WASHINGTON — Congress waited until the last moment, but the moratorium preventing the taxing of Internet access will continue for seven more years after a unanimous vote last week in the House.
The current ban was scheduled to expire Nov. 1.
After the Senate approved the extension by voice vote on Oct. 25, the House passed it by a 402-0 vote on Tuesday.
President Bush signed the extension into law the next day.
Reps. Shelley Berkley, D-Nev.; and Dean Heller and Jon Porter, both R-Nev., voted to extend the moratorium.
AID TO JOBLESS APPROVED
Workers who have lost their jobs because of foreign competition would receive more federal aid under a bill the House passed by a 264-157 vote.
The bill would reauthorize the Trade Adjustment Assistance program, which offers unemployed workers retraining and health insurance subsidies.
Advocates of the bill said Congress is obligated to help U.S. workers who have lost their jobs because of trade globalization.
Bush and other opponents said expanding the assistance program would result in much higher costs and that the benefits could go to illegal immigrants.

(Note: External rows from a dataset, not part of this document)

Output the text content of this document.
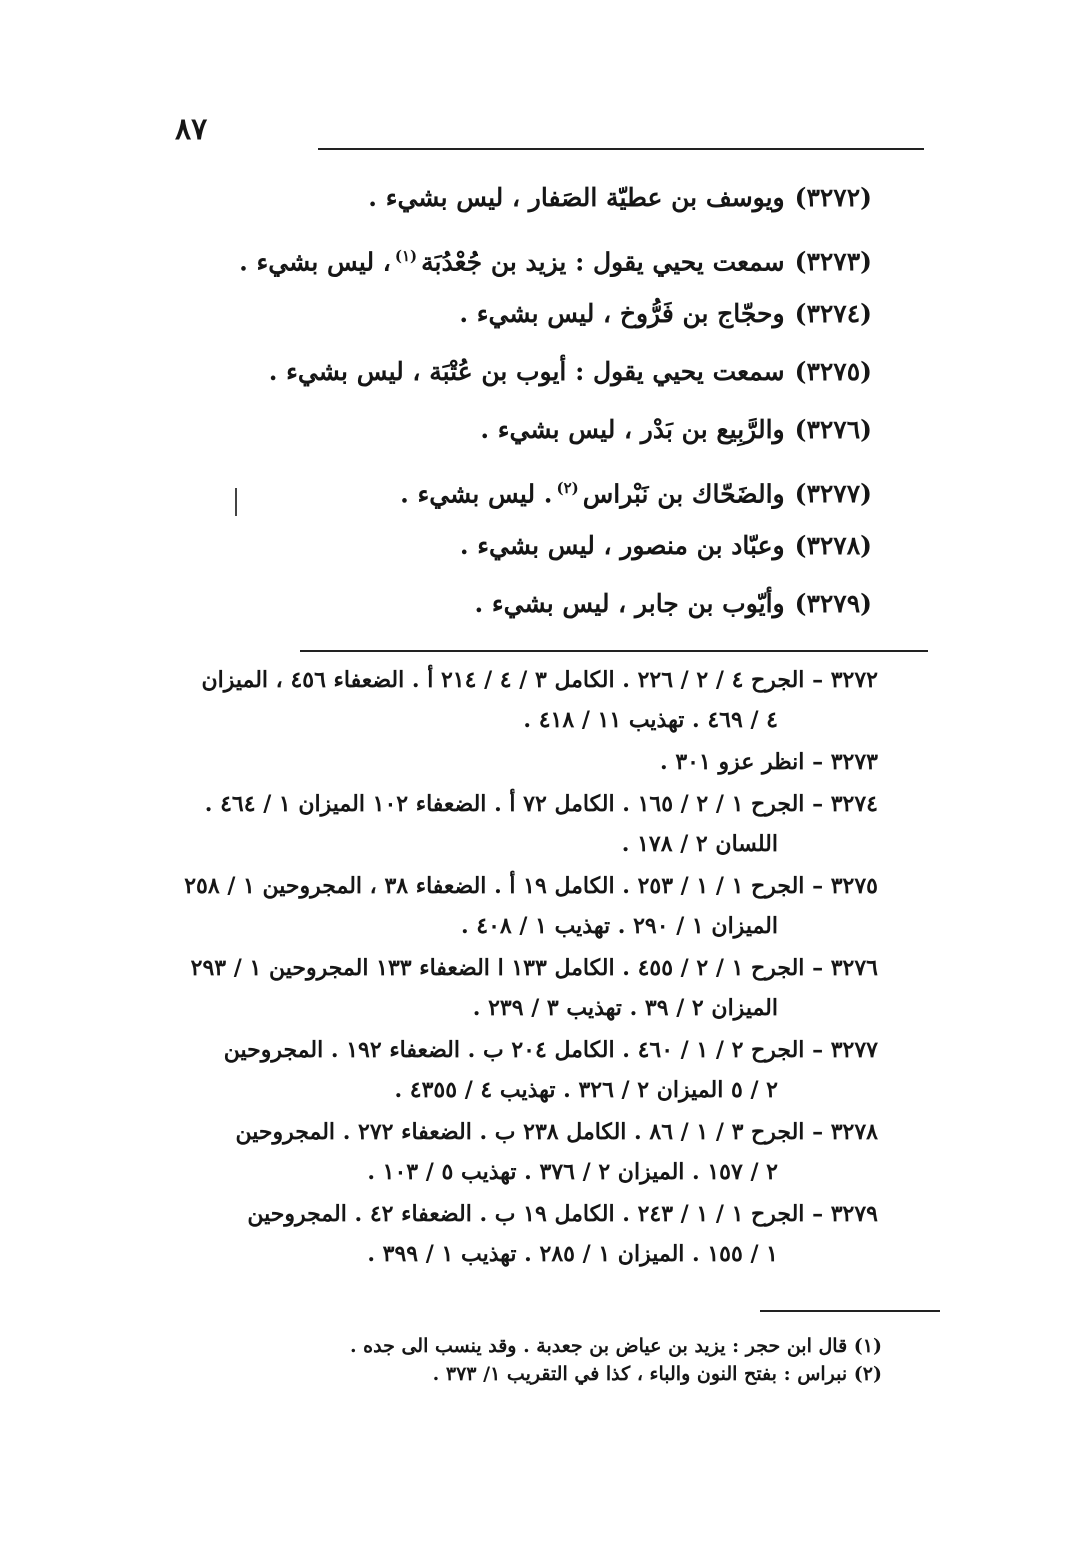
٨٧
(٣٢٧٢)ويوسف بن عطيّة الصَفار ، ليس بشيء .
(٣٢٧٣)سمعت يحيي يقول : يزيد بن جُعْدُبَة$^{(١)}$، ليس بشيء .
(٣٢٧٤)وحجّاج بن فَرُّوخ ، ليس بشيء .
(٣٢٧٥)سمعت يحيي يقول : أيوب بن عُتْبَة ، ليس بشيء .
(٣٢٧٦)والرَّبِيع بن بَدْر ، ليس بشيء .
(٣٢٧٧)والضَحّاك بن نَبْراس$^{(٢)}$. ليس بشيء .
(٣٢٧٨)وعبّاد بن منصور ، ليس بشيء .
(٣٢٧٩)وأيّوب بن جابر ، ليس بشيء .
٣٢٧٢ – الجرح ٤ / ٢ / ٢٢٦ . الكامل ٣ / ٤ / ٢١٤ أ . الضعفاء ٤٥٦ ، الميزان
٤ / ٤٦٩ . تهذيب ١١ / ٤١٨ .
٣٢٧٣ – انظر عزو ٣٠١ .
٣٢٧٤ – الجرح ١ / ٢ / ١٦٥ . الكامل ٧٢ أ . الضعفاء ١٠٢ الميزان ١ / ٤٦٤ .
اللسان ٢ / ١٧٨ .
٣٢٧٥ – الجرح ١ / ١ / ٢٥٣ . الكامل ١٩ أ . الضعفاء ٣٨ ، المجروحين ١ / ٢٥٨
الميزان ١ / ٢٩٠ . تهذيب ١ / ٤٠٨ .
٣٢٧٦ – الجرح ١ / ٢ / ٤٥٥ . الكامل ١٣٣ ا الضعفاء ١٣٣ المجروحين ١ / ٢٩٣
الميزان ٢ / ٣٩ . تهذيب ٣ / ٢٣٩ .
٣٢٧٧ – الجرح ٢ / ١ / ٤٦٠ . الكامل ٢٠٤ ب . الضعفاء ١٩٢ . المجروحين
٢ / ٥ الميزان ٢ / ٣٢٦ . تهذيب ٤ / ٤٣٥٥ .
٣٢٧٨ – الجرح ٣ / ١ / ٨٦ . الكامل ٢٣٨ ب . الضعفاء ٢٧٢ . المجروحين
٢ / ١٥٧ . الميزان ٢ / ٣٧٦ . تهذيب ٥ / ١٠٣ .
٣٢٧٩ – الجرح ١ / ١ / ٢٤٣ . الكامل ١٩ ب . الضعفاء ٤٢ . المجروحين
١ / ١٥٥ . الميزان ١ / ٢٨٥ . تهذيب ١ / ٣٩٩ .
(١) قال ابن حجر : يزيد بن عياض بن جعدبة . وقد ينسب الى جده .
(٢) نبراس : بفتح النون والباء ، كذا في التقريب ١/ ٣٧٣ .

Berkley voted to expand the assistance program. Heller and Porter voted against it.
MINING LAW CHANGED
The House voted 244-166 to require new hardrock mines on federal land to pay an 8 percent royalty on gross proceeds. Existing mines would pay a 4 percent royalty.
The bill also would give the Interior secretary veto power over mines that would cause “undue degradation” of federal land.
Supporters of the bill said reform of the 1872 Mining Law was long overdue and the royalties would pay for the much-needed cleanup of abandoned mines.
Critics said the royalties are an excessive tax that would devastate the hardrock mining industry and drive more jobs overseas.
Berkley, Heller and Porter voted against the mining reform bill.
CHILDREN’S INSURANCE PASSES
Setting up another showdown with Bush, the Senate voted 64-30 to approve a measure to provide health insurance to children.
Bush already has vetoed an earlier version of the bill and has vowed to veto this bill as well.
The bill would increase the State Children’s Health Insurance Program by $35 billion over the next five years.
Sponsors of the bill said poor children would have no insurance without the program, which is set to expire Nov.16.
Opponents argued the funding increase would cover children who are not poor, and also, illegal immigrants.
Sen. Harry Reid, D-Nev., voted for the bill. Sen. John Ensign, R-Nev., voted against it.
AMTRAK FUNDING PROVIDED
The Senate voted 70-22 to give $11.4 billion to Amtrak over the next six years. The legislation releases Amtrak from its pledge to end its reliance on government subsidies.
Advocates of the bill said it is unrealistic to expect Amtrak to survive without federal money.
Critics noted Amtrak has never turned a profit even though it has received more than $40 billion in federal funding since it was created in 1971.
Reid voted to continue funding Amtrak. Ensign voted against it.